Total earnings for WGA West members hit an all-time high of $1.56 billion for the fiscal year ended March 31 – up 4.2% from the previous year, according to the guild’s latest annual report. Earnings have topped the $1 billion mark for seven years in a row.
Guild members scored record earnings in film and television, and in residuals, as well. Altogether, 6,057 writers reported employment under the guild’s contracts over the past year – down 0.6% from last year’s record high of 6,095.
Earnings from television and digital platforms topped $1 billion for the second year in a row, coming it at nearly $1.07 billion – up 3% from the prior year. Total employment was down 1.5% from 2017, however, with 4,830 writers reporting income from television and digital platforms, though the guild said that this figure is likely to increase with late reporting.
Screenwriter earnings and employment continued to rebound in 2018, with 2,040 writers reporting $481 million in earnings – up 7.2% from the prior year’s screen earnings.
Residuals collected by the WGA in 2018 grew to a record high of $462.37 million – a 7.2% increase over 2017. Residuals increased 10.6% in television and 1.1% in screen – with new media reuse now the single biggest source of TV writers’ residuals, coming in at just under $76.5 million last year – up nearly 263% from 2013. This has largely made up for the dying home video market, which generated only $15 million for screenwriters – down 46% since 2013 – and less than $3 million in residuals for TV writers this year – down 56% from 2013. Primetime network residuals remain relatively flat at $20 million.
See the full report here.
Despite the good news, the report notes that the increased earnings are largely the result of its negotiated increases in MBA minimums and overall employment growth. The earnings data doesn’t reflect what the guild says has been a downward trend in recent years in the overscale pay of TV writer-producers – which the guild blames on the conflicted interests of talent agents. The WGA and the Association of Talent Agents are currently involved in a protracted battle over the guild’s demands that agencies give up packaging fees and sever their ties to affiliated production entities.

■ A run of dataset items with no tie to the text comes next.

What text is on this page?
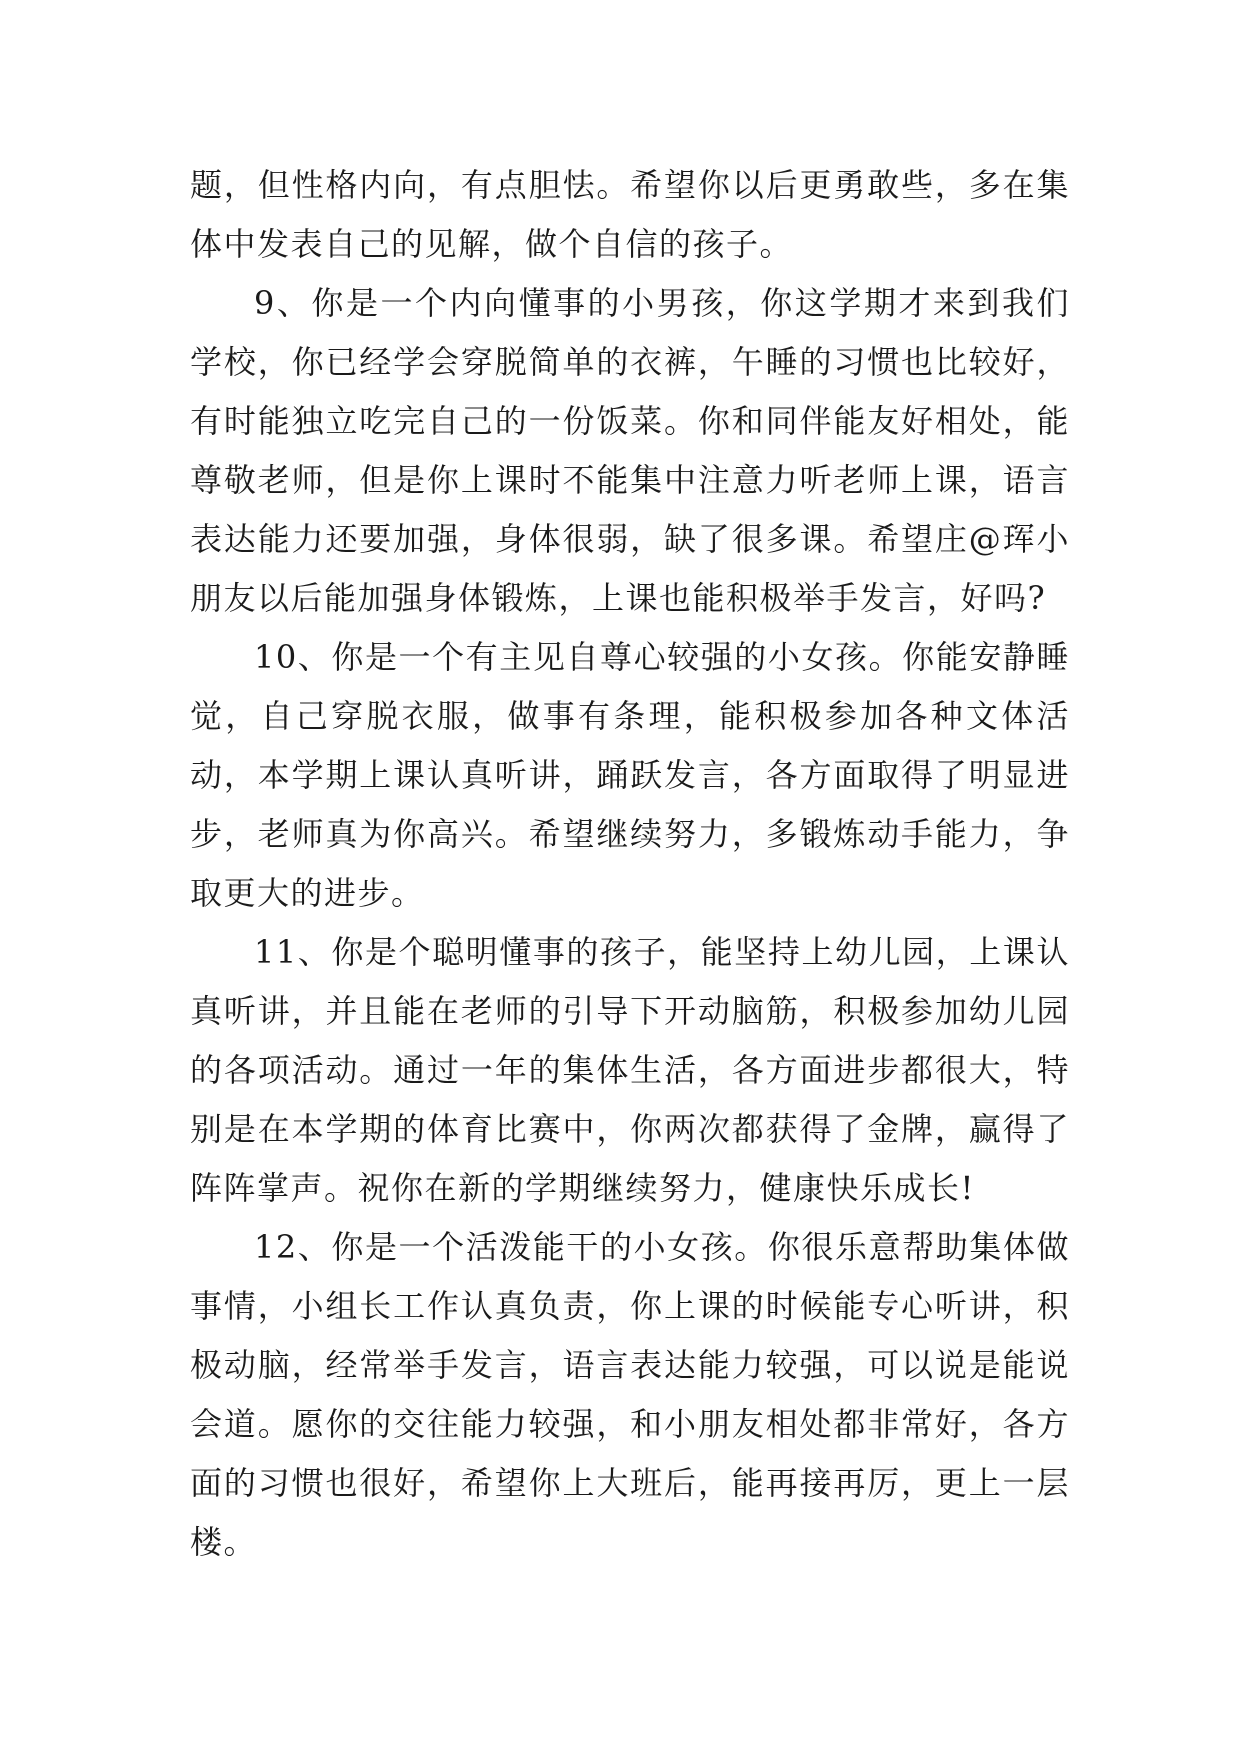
题，但性格内向，有点胆怯。希望你以后更勇敢些，多在集体中发表自己的见解，做个自信的孩子。

9、你是一个内向懂事的小男孩，你这学期才来到我们学校，你已经学会穿脱简单的衣裤，午睡的习惯也比较好，有时能独立吃完自己的一份饭菜。你和同伴能友好相处，能尊敬老师，但是你上课时不能集中注意力听老师上课，语言表达能力还要加强，身体很弱，缺了很多课。希望庄@珲小朋友以后能加强身体锻炼，上课也能积极举手发言，好吗?

10、你是一个有主见自尊心较强的小女孩。你能安静睡觉，自己穿脱衣服，做事有条理，能积极参加各种文体活动，本学期上课认真听讲，踊跃发言，各方面取得了明显进步，老师真为你高兴。希望继续努力，多锻炼动手能力，争取更大的进步。

11、你是个聪明懂事的孩子，能坚持上幼儿园，上课认真听讲，并且能在老师的引导下开动脑筋，积极参加幼儿园的各项活动。通过一年的集体生活，各方面进步都很大，特别是在本学期的体育比赛中，你两次都获得了金牌，赢得了阵阵掌声。祝你在新的学期继续努力，健康快乐成长!

12、你是一个活泼能干的小女孩。你很乐意帮助集体做事情，小组长工作认真负责，你上课的时候能专心听讲，积极动脑，经常举手发言，语言表达能力较强，可以说是能说会道。愿你的交往能力较强，和小朋友相处都非常好，各方面的习惯也很好，希望你上大班后，能再接再厉，更上一层楼。
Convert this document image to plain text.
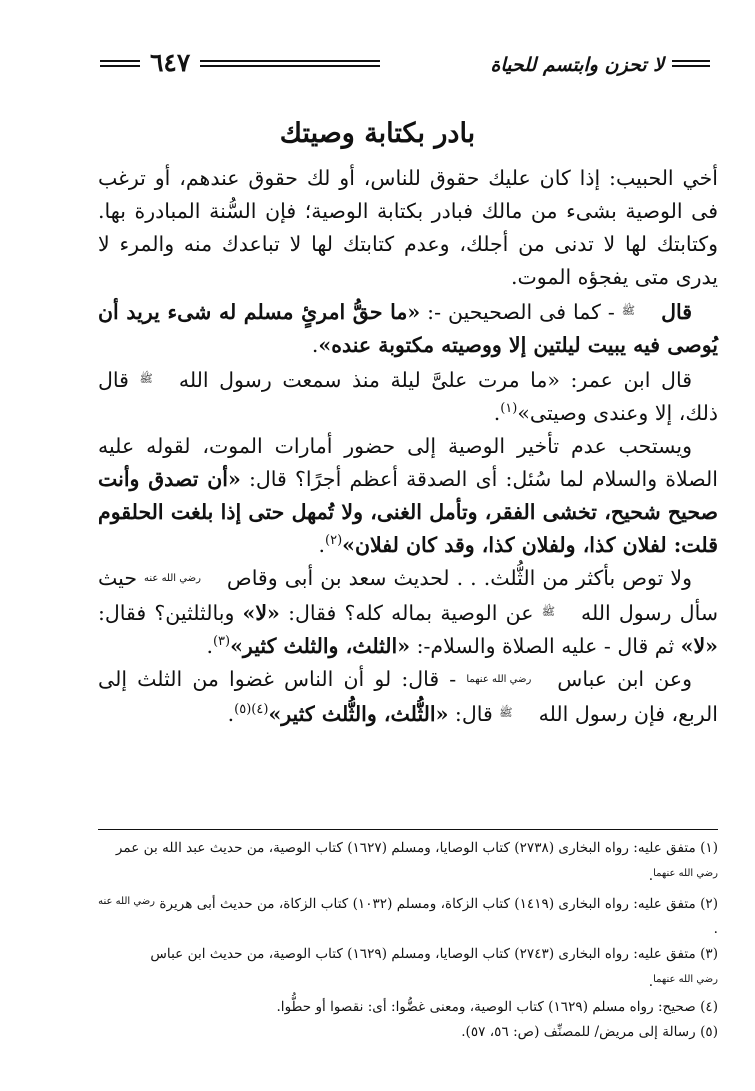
لا تحزن وابتسم للحياة
٦٤٧
بادر بكتابة وصيتك

أخي الحبيب: إذا كان عليك حقوق للناس، أو لك حقوق عندهم، أو ترغب فى الوصية بشىء من مالك فبادر بكتابة الوصية؛ فإن السُّنة المبادرة بها. وكتابتك لها لا تدنى من أجلك، وعدم كتابتك لها لا تباعدك منه والمرء لا يدرى متى يفجؤه الموت.

قالﷺ - كما فى الصحيحين -: «ما حقُّ امرئٍ مسلم له شىء يريد أن يُوصى فيه يبيت ليلتين إلا ووصيته مكتوبة عنده».

قال ابن عمر: «ما مرت علىَّ ليلة منذ سمعت رسول اللهﷺ قال ذلك، إلا وعندى وصيتى»$^{(١)}$.

ويستحب عدم تأخير الوصية إلى حضور أمارات الموت، لقوله عليه الصلاة والسلام لما سُئل: أى الصدقة أعظم أجرًا؟ قال: «أن تصدق وأنت صحيح شحيح، تخشى الفقر، وتأمل الغنى، ولا تُمهل حتى إذا بلغت الحلقوم قلت: لفلان كذا، ولفلان كذا، وقد كان لفلان»$^{(٢)}$.

ولا توص بأكثر من الثُّلث. . . لحديث سعد بن أبى وقاصرضي الله عنه حيث سأل رسول اللهﷺ عن الوصية بماله كله؟ فقال: «لا» وبالثلثين؟ فقال: «لا» ثم قال - عليه الصلاة والسلام-: «الثلث، والثلث كثير»$^{(٣)}$.

وعن ابن عباسرضي الله عنهما - قال: لو أن الناس غضوا من الثلث إلى الربع، فإن رسول اللهﷺ قال: «الثُّلث، والثُّلث كثير»$^{(٤)(٥)}$.

(١) متفق عليه: رواه البخارى (٢٧٣٨) كتاب الوصايا، ومسلم (١٦٢٧) كتاب الوصية، من حديث عبد الله بن عمر رضي الله عنهما.

(٢) متفق عليه: رواه البخارى (١٤١٩) كتاب الزكاة، ومسلم (١٠٣٢) كتاب الزكاة، من حديث أبى هريرة رضي الله عنه.

(٣) متفق عليه: رواه البخارى (٢٧٤٣) كتاب الوصايا، ومسلم (١٦٢٩) كتاب الوصية، من حديث ابن عباس رضي الله عنهما.

(٤) صحيح: رواه مسلم (١٦٢٩) كتاب الوصية، ومعنى غضُّوا: أى: نقصوا أو حطُّوا.

(٥) رسالة إلى مريض/ للمصنِّف (ص: ٥٦، ٥٧).
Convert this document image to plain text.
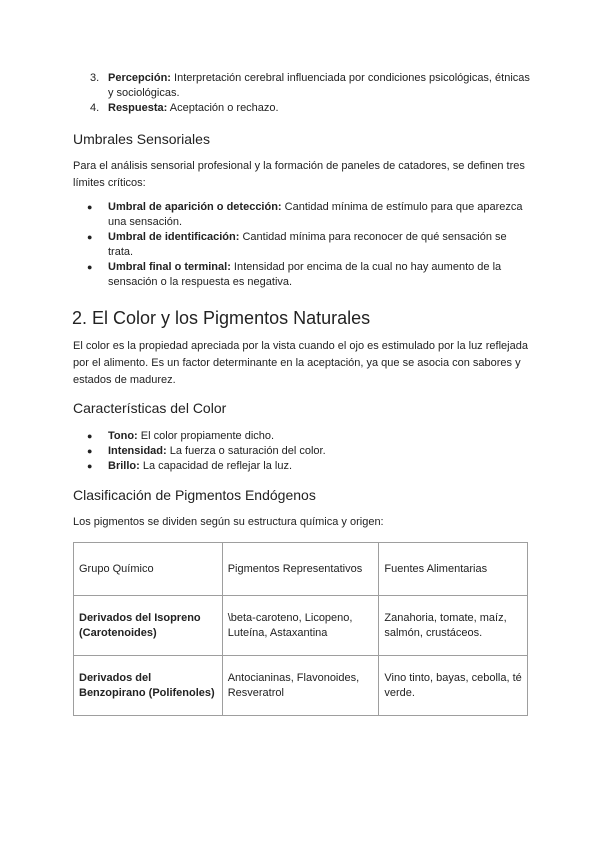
3. Percepción: Interpretación cerebral influenciada por condiciones psicológicas, étnicas y sociológicas.
4. Respuesta: Aceptación o rechazo.
Umbrales Sensoriales
Para el análisis sensorial profesional y la formación de paneles de catadores, se definen tres límites críticos:
●	Umbral de aparición o detección: Cantidad mínima de estímulo para que aparezca una sensación.
●	Umbral de identificación: Cantidad mínima para reconocer de qué sensación se trata.
●	Umbral final o terminal: Intensidad por encima de la cual no hay aumento de la sensación o la respuesta es negativa.
2. El Color y los Pigmentos Naturales
El color es la propiedad apreciada por la vista cuando el ojo es estimulado por la luz reflejada por el alimento. Es un factor determinante en la aceptación, ya que se asocia con sabores y estados de madurez.
Características del Color
●	Tono: El color propiamente dicho.
●	Intensidad: La fuerza o saturación del color.
●	Brillo: La capacidad de reflejar la luz.
Clasificación de Pigmentos Endógenos
Los pigmentos se dividen según su estructura química y origen:
Grupo Químico	Pigmentos Representativos	Fuentes Alimentarias
Derivados del Isopreno (Carotenoides)	\beta-caroteno, Licopeno, Luteína, Astaxantina	Zanahoria, tomate, maíz, salmón, crustáceos.
Derivados del Benzopirano (Polifenoles)	Antocianinas, Flavonoides, Resveratrol	Vino tinto, bayas, cebolla, té verde.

“Writer-producers report their weekly salary to the Guild at Article 14 minimum, meaning the Guild’s data regarding television and digital platform earnings is generally based on MBA minimums,” the report states. “For this reason, these figures do not reflect the downward pressure on writers’ overscale income as a result of short season orders and other changes in the television and digital media industry. WGA surveys conducted in recent years documented a 23% decline in the media weekly compensation for writer-producers between the 2013–14 and 2015–16 seasons. During the 2017–18 season, median weekly compensation improved slightly compared to 2015–16, but remains 16% lower than in 2013–14. To address declining weekly compensation, the WGA negotiated the “span” provision in the 2017 MBA (Article 14.K.2) that regulates the episodic compensation of TV and digital platform writer-producers. For contracts entered into beginning May 2, 2018, writers at the producer level on series staffs have a cap of 2.4 weeks of work per episode that their episodic fee pays for. The limit applies to series with episode orders of 12 or fewer episodes on broadcast television, and 14 or fewer episodes on pay, basic cable, the CW and subscription video on demand platforms. Additionally, these rules apply only to writers whose episodic fee for the number of episodes ordered is less than $350,000.”
The report doesn’t specifically blame agents for this, noting only that “On April 13, 2019, the WGAW implemented a new Code of Conduct for agencies that represent writers for working under its collective bargaining agreements. WGAW members may only be represented by agencies signed to the Code of Conduct.” The WGA East and West last reported that more than 7,000 writers had fired their agents who refused to sign the Code.
The guild said that it “remains financially strong, with growing revenues and a healthy operating surplus,” ending the fiscal year with total net assets of over $77.5 million.